Un hombre que creció en una hacienda en Texas
cuenta de un viejo y destartalado molino que estaba junto al granero y que
bombeaba agua para abastecer el lugar. Era la única fuente de agua en varios
kilómetros a la redonda.
Si soplaba un viento fuerte, el molino
funcionaba bien, pero con una leve brisa, no giraba. Había que mover la veleta
hasta que el ventilador mirara directamente contra el viento. El molino solo
suministraba agua a la estancia cuando estaba puesto en la dirección correcta.
Pienso en esta historia cuando me encuentro con
religiosos de iglesias pequeñas en zonas alejadas. Muchos se sienten aislados y
sin respaldo; personas dedicadas a servir a los demás, pero de las que,
aparentemente, nadie se acuerda. Por consiguiente, se agotan y luchan por
brindarles el agua de vida a su grey.
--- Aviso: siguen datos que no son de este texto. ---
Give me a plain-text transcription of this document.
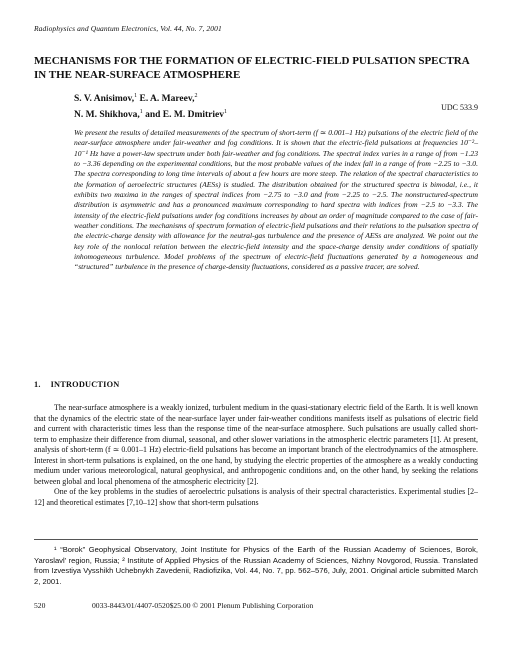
Radiophysics and Quantum Electronics, Vol. 44, No. 7, 2001
MECHANISMS FOR THE FORMATION OF ELECTRIC-FIELD PULSATION SPECTRA IN THE NEAR-SURFACE ATMOSPHERE
S. V. Anisimov,$^1$ E. A. Mareev,$^2$
N. M. Shikhova,$^1$ and E. M. Dmitriev$^1$
UDC 533.9
We present the results of detailed measurements of the spectrum of short-term (f ≃ 0.001–1 Hz) pulsations of the electric field of the near-surface atmosphere under fair-weather and fog conditions. It is shown that the electric-field pulsations at frequencies 10⁻²–10⁻¹ Hz have a power-law spectrum under both fair-weather and fog conditions. The spectral index varies in a range of from −1.23 to −3.36 depending on the experimental conditions, but the most probable values of the index fall in a range of from −2.25 to −3.0. The spectra corresponding to long time intervals of about a few hours are more steep. The relation of the spectral characteristics to the formation of aeroelectric structures (AESs) is studied. The distribution obtained for the structured spectra is bimodal, i.e., it exhibits two maxima in the ranges of spectral indices from −2.75 to −3.0 and from −2.25 to −2.5. The nonstructured-spectrum distribution is asymmetric and has a pronounced maximum corresponding to hard spectra with indices from −2.5 to −3.3. The intensity of the electric-field pulsations under fog conditions increases by about an order of magnitude compared to the case of fair-weather conditions. The mechanisms of spectrum formation of electric-field pulsations and their relations to the pulsation spectra of the electric-charge density with allowance for the neutral-gas turbulence and the presence of AESs are analyzed. We point out the key role of the nonlocal relation between the electric-field intensity and the space-charge density under conditions of spatially inhomogeneous turbulence. Model problems of the spectrum of electric-field fluctuations generated by a homogeneous and “structured” turbulence in the presence of charge-density fluctuations, considered as a passive tracer, are solved.
1. INTRODUCTION

The near-surface atmosphere is a weakly ionized, turbulent medium in the quasi-stationary electric field of the Earth. It is well known that the dynamics of the electric state of the near-surface layer under fair-weather conditions manifests itself as pulsations of electric field and current with characteristic times less than the response time of the near-surface atmosphere. Such pulsations are usually called short-term to emphasize their difference from diurnal, seasonal, and other slower variations in the atmospheric electric parameters [1]. At present, analysis of short-term (f ≃ 0.001–1 Hz) electric-field pulsations has become an important branch of the electrodynamics of the atmosphere. Interest in short-term pulsations is explained, on the one hand, by studying the electric properties of the atmosphere as a weakly conducting medium under various meteorological, natural geophysical, and anthropogenic conditions and, on the other hand, by seeking the relations between global and local phenomena of the atmospheric electricity [2].

One of the key problems in the studies of aeroelectric pulsations is analysis of their spectral characteristics. Experimental studies [2–12] and theoretical estimates [7,10–12] show that short-term pulsations

¹ “Borok” Geophysical Observatory, Joint Institute for Physics of the Earth of the Russian Academy of Sciences, Borok, Yaroslavl’ region, Russia; ² Institute of Applied Physics of the Russian Academy of Sciences, Nizhny Novgorod, Russia. Translated from Izvestiya Vysshikh Uchebnykh Zavedenii, Radiofizika, Vol. 44, No. 7, pp. 562–576, July, 2001. Original article submitted March 2, 2001.
520	0033-8443/01/4407-0520$25.00 © 2001 Plenum Publishing Corporation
Me gusta hablarles del viejo molino y de
la necesidad de reubicarnos cada día, de acudir deliberadamente al Señor y a su
Palabra, y de beber en profundidad de Él, que es la fuente de agua viva.
Lo que es una realidad para los religiosos también se aplica a todos nosotros. El servicio a Dios fluye de adentro hacia fuera. Jesús dijo: «El que cree en mí, […] de su interior correrán ríos de agua viva» (Juan 7:38). Solo cuando Dios habla a lo profundo de nuestro ser, podemos producir un impacto en la vida de los demás. Para renovar a otros, vayamos constantemente a la Fuente de la vida.